Of late, commercial banks have about Rs 40 billion of liquidity. It can further go up in the near future once the cash that is out of the system returns after the Dashain and Tihar festivals.
“If the current situation prevails, the rate on deposits as well as credit will come down after December,” said Kumari Bank CEO Radhes Pant. “There has been little change at present. Although there has not been a change in the rate of fixed deposits, slight change have been made in the rates on general saving.”
“It is an indication of a comfortable liquidity position,” said Diwakar Poudel, chief of corporate affairs at Standard Chartered Bank. The bank has also published the revised interest rates.
“We have kept the old scheme as usual and introduced a new scheme with an interest rate of 8.5 percent,” said Commerz and Trust Bank CEO Anal Bhattarai. “Various indicators are piling pressure on us to reduce the interest rate.”
As commercial banks have to invest 20 percent of the total deposits on various instruments yielding low interest rate, there can be significant reduction on the rates, according to Bhattarai. “After collecting deposits paying as high as 12 to 13 percent, we are investing in instruments yielding 1 percent,” he said. “If such interest rate increases, rates on both deposits and loans with change.”
However, bankers say there is equal chance of a surge in the interest rates since they are yet to ascertain whether the current ease in the liquidity situation will be sustainable.

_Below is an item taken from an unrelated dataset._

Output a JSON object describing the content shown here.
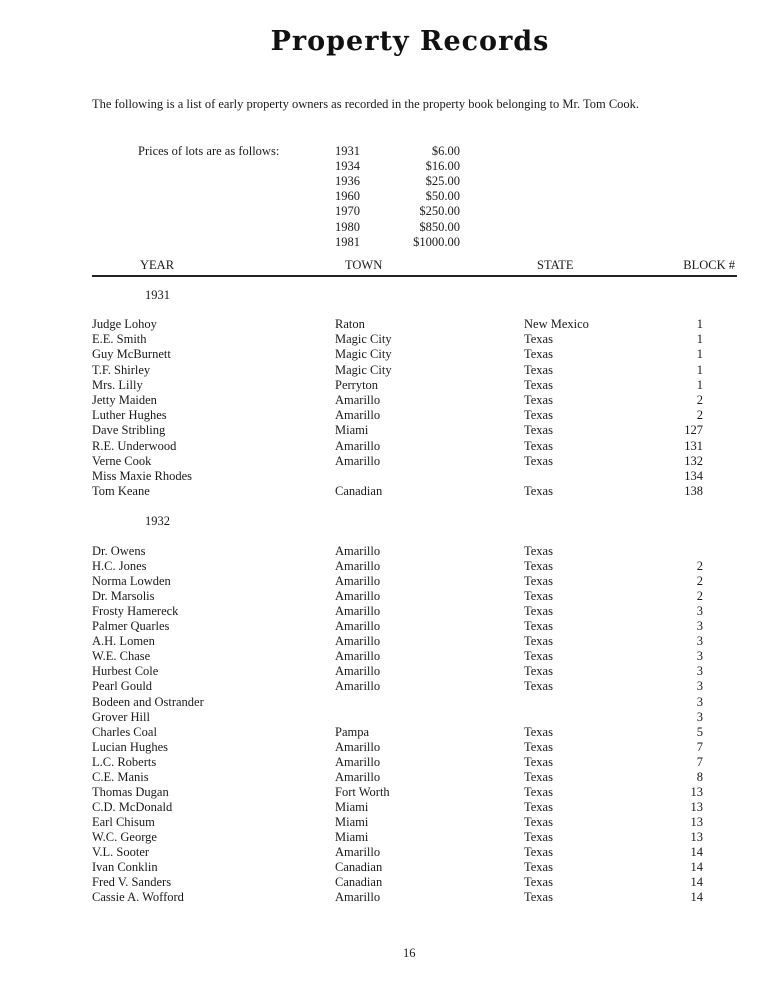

Sanima Bikas Bank CEO Kumar Lamsal said reduction in the interest rates by commercial banks could increase the risk. As such, they opted for marginal reduction of the rates of new fixed deposit accounts, according to him.
“If commercial banks reduce the interest rates, it will affect development banks,” said Lamsal. “Therefore, we reduced the rates on new fixed deposits only.” The bank, which is in the process of becoming a commercial bank, has decreased the rate on fixed deposits from 13 to 11.75 percent.
Apart from income earned from lending, banks’ other source of income is investment in treasury bills and inter bank lending which are fetching an income of about 1 percent at present.
A treasury bill is a financial instrument issued by the central bank and of late a 91-day treasury bill is fetching 1 percent interest. In May, the interest rate on treasury bills was as high was 9 percent and it continued to decline since. Likewise, the inter-bank lending which was as high as 11 percent has also come down to 1 percent.
The central bank has, however, asked the banks to not reduce the interest rate significantly. “If the interest rate goes down significantly, it may encourage capital flight,” a central bank official said.